Time Period3 Months [change]
DirectionMoves Together 
StrengthSignificant
Accuracy100.0%
ValuesDaily Returns

Lululemon Athletica  vs.  The Gap

 Performance 
       Timeline  
Lululemon Athletica 

Risk-Adjusted Performance

12 of 100

 
Weak
 
Strong
Good
Compared to the overall equity markets, risk-adjusted returns on investments in Lululemon Athletica are ranked lower than 12 (%) of all global equities and portfolios over the last 90 days. Despite nearly fragile basic indicators, Lululemon Athletica reported solid returns over the last few months and may actually be approaching a breakup point.
Gap 

Risk-Adjusted Performance

5 of 100

 
Weak
 
Strong
Modest
Compared to the overall equity markets, risk-adjusted returns on investments in The Gap are ranked lower than 5 (%) of all global equities and portfolios over the last 90 days. Despite nearly fragile basic indicators, Gap reported solid returns over the last few months and may actually be approaching a breakup point.
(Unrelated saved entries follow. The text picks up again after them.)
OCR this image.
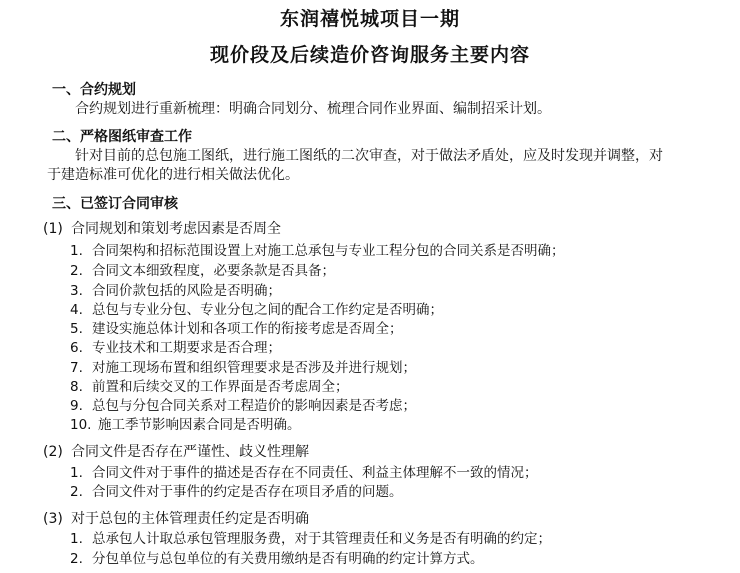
东润禧悦城项目一期
现价段及后续造价咨询服务主要内容
一、合约规划
合约规划进行重新梳理：明确合同划分、梳理合同作业界面、编制招采计划。
二、严格图纸审查工作
针对目前的总包施工图纸，进行施工图纸的二次审查，对于做法矛盾处，应及时发现并调整，对
于建造标准可优化的进行相关做法优化。
三、已签订合同审核
(1) 合同规划和策划考虑因素是否周全
1. 合同架构和招标范围设置上对施工总承包与专业工程分包的合同关系是否明确；
2. 合同文本细致程度，必要条款是否具备；
3. 合同价款包括的风险是否明确；
4. 总包与专业分包、专业分包之间的配合工作约定是否明确；
5. 建设实施总体计划和各项工作的衔接考虑是否周全；
6. 专业技术和工期要求是否合理；
7. 对施工现场布置和组织管理要求是否涉及并进行规划；
8. 前置和后续交叉的工作界面是否考虑周全；
9. 总包与分包合同关系对工程造价的影响因素是否考虑；
10. 施工季节影响因素合同是否明确。
(2) 合同文件是否存在严谨性、歧义性理解
1. 合同文件对于事件的描述是否存在不同责任、利益主体理解不一致的情况；
2. 合同文件对于事件的约定是否存在项目矛盾的问题。
(3) 对于总包的主体管理责任约定是否明确
1. 总承包人计取总承包管理服务费，对于其管理责任和义务是否有明确的约定；
2. 分包单位与总包单位的有关费用缴纳是否有明确的约定计算方式。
Lululemon Athletica and Gap Volatility Contrast

   Predicted Return Density   
       Returns  

Pair Trading with Lululemon Athletica and Gap

The main advantage of trading using opposite Lululemon Athletica and Gap positions is that it hedges away some unsystematic risk. Because of two separate transactions, even if Lululemon Athletica position performs unexpectedly, Gap can make up some of the losses. Pair trading also minimizes risk from directional movements in the market. For example, if an entire industry or sector drops because of unexpected headlines, the short position in Gap will offset losses from the drop in Gap's long position.
The idea behind Lululemon Athletica and The Gap pairs trading is to make the combined position market-neutral, meaning the overall market's direction will not affect its win or loss (or potential downside or upside). This can be achieved by designing a pairs trade with two highly correlated stocks or equities that operate in a similar space or sector, making it possible to obtain profits through simple and relatively low-risk investment.
Check out your portfolio center.
Note that this page's information should be used as a complementary analysis to find the right mix of equity instruments to add to your existing portfolios or create a brand new portfolio. You can also try the Portfolio Diagnostics module to use generated alerts and portfolio events aggregator to diagnose current holdings.